Hurriyet Daily News and other Turkish media are reporting that the tip box installation plan was apparently prompted by a call from Prime Minister Recep Tayyip Erdogan urging citizens to sue their neighbors if they bang pots and pans in support of the Gezi Park protests, a nightly occurrence in some areas.

“It’s a crime to disturb neighbors. I’m telling you that such acts require punishment,” Erdogan said. “Because no one has the right to disturb the peace of this nation.”

“When people want to report to the police about a crime through email, letter or fax, they can be concerned that their identity will be revealed and they will get hurt; when they want to report in person, they might hesitate due to the length of the bureaucratic processes,” the Directorate of Public Order of the Police Department said according to the Cihan new agency.

Jenny White, a Boston University social anthropology professor who writes extensively about Turkey is alarmed by the tattling campaign. She writes, “what we can expect is more people hauled from their homes for unspecified ‘crimes’ that they may or may not have done and that may or may not actually be on the law books. Serendipity might be the new watchword instead of justice — the chance to trample on your neighbor or a stranger with impunity.”

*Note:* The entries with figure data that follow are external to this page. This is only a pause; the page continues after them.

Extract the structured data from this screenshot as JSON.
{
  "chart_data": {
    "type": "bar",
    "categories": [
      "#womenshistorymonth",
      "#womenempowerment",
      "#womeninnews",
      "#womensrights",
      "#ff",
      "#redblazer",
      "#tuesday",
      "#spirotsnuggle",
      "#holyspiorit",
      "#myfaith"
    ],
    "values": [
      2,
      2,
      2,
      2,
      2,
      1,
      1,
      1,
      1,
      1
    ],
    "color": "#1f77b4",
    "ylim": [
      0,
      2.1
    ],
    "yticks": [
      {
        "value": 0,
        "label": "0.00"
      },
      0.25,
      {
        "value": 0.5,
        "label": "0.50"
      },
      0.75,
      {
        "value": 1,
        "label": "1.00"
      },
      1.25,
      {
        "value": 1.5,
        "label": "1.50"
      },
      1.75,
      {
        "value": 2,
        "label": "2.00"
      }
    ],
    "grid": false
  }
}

“The former East Germany also had an entrenched network of people spying on one another for the Stasi secret police. Once Stasi archives were opened, it was learned that one in ten citizens of the GDR spied for the Stasi, spouses on each other, children on their parents, and friends and fellow activists on one another,” White adds.

Freelance writer David Lepeska, who lives in Istanbul, calls the plan “sinister.” He writes on the website Next City, “All this should be acutely troubling to anyone who cares about democracy in the urban world. Istanbulites long weary of the gaze of their government now must look into the eyes of their neighbors.”

“Tools similar to the informant boxes have been used in dictator-run Arab countries before, and as well as in Nazi Germany and Stalinist Russia — places where secret police kept watch and public trust evaporated,” Lepeska adds.

“With anonymous reporting, the potential for abuse is considerable,” he adds.

Al-Monitor columnist Tulin Daloglu echoes that concern, writing, “it’s impossible to guarantee that authorities won’t ever abuse the power.”

Lest you may think something similar couldn’t happen in the U.S., check out a news report from Washington State around the Fourth of July last month.

KOMO-4 TV reported that in the neighborhood of Magnolia, a citizen was seen posting signs on light polls asking community members “to stop the madness” and turn each other in if someone is seeing lighting fireworks. It suggested videotaping any culprits and reporting them to police.

One neighbor said, "I have called the police when it got really bad, but I've never videotaped or anything like that. That's taking it a little too far.”